Окликнул Рудата не кто иной, как Эрнст Муле. Подъехав на мотоцикле, он втащил старшего рядового в коляску и повез к ротному. Судя по всему, Муле изрядно поддал, он был навеселе и неслыханно дружелюбен. Мотоцикл мчался по ухабистым песчаным дорогам, Муле без умолку тараторил, а Рудат, точно окаменев, безучастно сидел в коляске.

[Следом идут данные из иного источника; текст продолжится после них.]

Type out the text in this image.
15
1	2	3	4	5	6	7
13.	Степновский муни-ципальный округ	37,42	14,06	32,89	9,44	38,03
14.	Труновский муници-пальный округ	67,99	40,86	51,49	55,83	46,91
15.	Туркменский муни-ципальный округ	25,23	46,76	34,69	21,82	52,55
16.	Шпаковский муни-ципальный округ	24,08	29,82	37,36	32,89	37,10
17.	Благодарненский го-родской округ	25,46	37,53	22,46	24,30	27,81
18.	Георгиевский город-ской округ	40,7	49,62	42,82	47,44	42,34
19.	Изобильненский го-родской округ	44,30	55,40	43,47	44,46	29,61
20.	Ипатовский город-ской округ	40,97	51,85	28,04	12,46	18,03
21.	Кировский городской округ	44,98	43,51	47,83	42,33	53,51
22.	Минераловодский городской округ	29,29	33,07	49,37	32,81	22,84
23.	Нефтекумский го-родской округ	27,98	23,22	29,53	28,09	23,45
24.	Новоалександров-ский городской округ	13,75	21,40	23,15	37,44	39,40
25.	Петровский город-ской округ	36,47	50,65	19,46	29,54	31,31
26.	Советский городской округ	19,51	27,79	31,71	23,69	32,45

– Ну, Рудат! Ну, старик! Кто бы мог подумать, а? Герой Требловки! Вот это номер! Вдвоем - вдвоем! - накрыть партизанский бункер. Пусть-ка эти умники так попробуют! Можешь не говорить, что там было, сам вижу, без словаря понятно. Пёттер был отличный мужик, ей-богу, отличный. Судьба есть судьба, и ведь сколько я, к примеру, знаю всяких там подонков, так нет же - этих пуля не берет! Честно! Ладно, старик, не вешай носа, друзья тебя в беде не оставили и не оставят, будь спок! Даже когда ты… Ну, вообще-то я не должен тебе этого говорить. Ротный готовит тебе сюрприз, ты не представляешь, но я просто не могу молчать: ты получишь Германский крест в золоте, станешь взводным и примешь командование группой управления. Ну и отпуск, естественно, и все такое. А? Вот это я понимаю! Да за такую новость просто необходимо тяпнуть со стариком Муле по глоточку настоящего ямайского рома! Поздравляю! Если кто и рад, так это Эрнст Муле, настоящий, надежный друг!